Supply-chain issues have hampered auto production the past few years, so there are fewer cars available to meet the demand, says Scot Hall, executive vice president of operations for Swapalease, an automotive lease marketplace. As a result, car manufacturers have had few reasons to offer incentives to lease, like cash toward a down payment.

The net effect is that drivers have leased less: In 2019, nearly 1 in 3 new gas, hybrid or electric vehicles was leased. By mid-2022, that number dropped to less than 1 in 5.

The EV landscape has changed, too

Shopping for an EV is different now than it was in 2020. “The offerings by manufacturers have improved dramatically even over the last several years,” Hall says.

Quality and range have improved, and more models are available. By the end of 2023, the number of EV models available in the U.S. could quadruple compared with 2020, according to Kelley Blue Book, an automotive pricing guide. Once the realm of small cars, EVs have expanded to include large SUVs and pickup trucks.

Of course, pricing is a factor, too. In February 2023, the average new EV sold for $58,385, according to data company Cox Automotive. That’s well above the $44,697 paid for new non-luxury vehicles in the same month, as reported by Cox. Just because the average EV is more expensive, though, doesn’t mean you can’t find a few EVs for under $40,000, and you can expect even more options in the months ahead.

EV tech is still evolving

In 2015, Car and Driver magazine’s top entry-level EV was the Chevrolet Spark, which had a range of 82 miles and cost $25,995. Today, eight years later, for nearly the same price, you can buy a Chevrolet Bolt with a range of 259 miles.

That level of progress can woo new buyers. But it can also give others pause: If that progress was made in the past few years, what advances could you miss out on if you lock in today’s cutting-edge tech by buying an electric vehicle? In fact, more than 1 in 3 Americans reported waiting until ranges of 500 miles are common before they consider buying an EV, according to a March 2023 poll conducted by Reuters/Ipsos.

So, should you lease or buy an electric car?

Sandy Munro, CEO of automotive consulting firm Munro & Associates and host of the popular YouTube EV channel Munro Live, says the decision to buy or lease depends largely on the car you’re interested in.

For example, he says Teslas, with their established track record and proven longevity, are a good candidate for buying. Leasing is the better option for other, less proven vehicles or those with documented issues. If the vehicle proves to be unreliable or if future models receive major tech upgrades that make your leased version less valuable than you expected, you won’t face the issue of selling it or trading it in at the end of your lease.

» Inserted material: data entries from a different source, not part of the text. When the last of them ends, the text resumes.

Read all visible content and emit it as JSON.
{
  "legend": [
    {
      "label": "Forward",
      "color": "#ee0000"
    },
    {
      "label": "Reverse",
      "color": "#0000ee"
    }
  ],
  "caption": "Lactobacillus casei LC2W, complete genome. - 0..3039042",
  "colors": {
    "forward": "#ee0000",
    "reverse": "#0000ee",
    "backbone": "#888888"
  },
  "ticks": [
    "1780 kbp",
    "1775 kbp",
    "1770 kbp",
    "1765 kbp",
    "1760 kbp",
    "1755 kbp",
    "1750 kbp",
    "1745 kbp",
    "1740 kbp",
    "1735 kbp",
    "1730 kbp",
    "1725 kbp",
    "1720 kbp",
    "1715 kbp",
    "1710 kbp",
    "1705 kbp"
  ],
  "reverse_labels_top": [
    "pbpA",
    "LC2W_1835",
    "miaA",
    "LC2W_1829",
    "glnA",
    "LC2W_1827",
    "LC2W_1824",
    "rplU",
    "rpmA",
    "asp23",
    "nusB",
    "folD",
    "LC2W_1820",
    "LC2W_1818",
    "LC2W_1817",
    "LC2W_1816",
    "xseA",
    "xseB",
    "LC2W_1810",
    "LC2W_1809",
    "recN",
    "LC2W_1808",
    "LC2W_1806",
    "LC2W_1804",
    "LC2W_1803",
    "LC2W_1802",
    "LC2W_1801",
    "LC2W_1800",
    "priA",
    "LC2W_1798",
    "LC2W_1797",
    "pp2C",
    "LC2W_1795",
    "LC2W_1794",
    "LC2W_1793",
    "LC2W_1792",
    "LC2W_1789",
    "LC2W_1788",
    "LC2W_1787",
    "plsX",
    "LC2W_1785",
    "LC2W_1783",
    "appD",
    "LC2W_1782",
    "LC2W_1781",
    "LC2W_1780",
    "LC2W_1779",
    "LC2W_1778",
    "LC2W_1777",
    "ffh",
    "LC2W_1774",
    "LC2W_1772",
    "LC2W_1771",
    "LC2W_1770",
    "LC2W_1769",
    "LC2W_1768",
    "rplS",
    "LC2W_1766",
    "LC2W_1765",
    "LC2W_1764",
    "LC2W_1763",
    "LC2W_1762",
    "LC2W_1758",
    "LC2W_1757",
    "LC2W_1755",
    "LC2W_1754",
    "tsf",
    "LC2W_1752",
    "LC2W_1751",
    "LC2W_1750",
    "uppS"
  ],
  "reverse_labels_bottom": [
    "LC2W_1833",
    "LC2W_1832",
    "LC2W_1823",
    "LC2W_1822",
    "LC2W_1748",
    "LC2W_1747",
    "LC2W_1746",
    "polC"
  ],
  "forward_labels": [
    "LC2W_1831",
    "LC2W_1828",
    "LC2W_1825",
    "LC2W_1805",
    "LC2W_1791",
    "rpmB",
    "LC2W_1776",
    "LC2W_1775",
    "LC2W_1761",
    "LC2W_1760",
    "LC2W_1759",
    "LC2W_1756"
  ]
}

Munro says another reason leasing might make sense right now is that battery innovations now under development are about three years away from being available — which happens to be the length of a standard lease. “The next generation of batteries are going to be sensational,” he says. “Will they be able to compete against a Tesla? Sure. Yeah, they will. Then I'm going to probably recommend a lot more people buying.”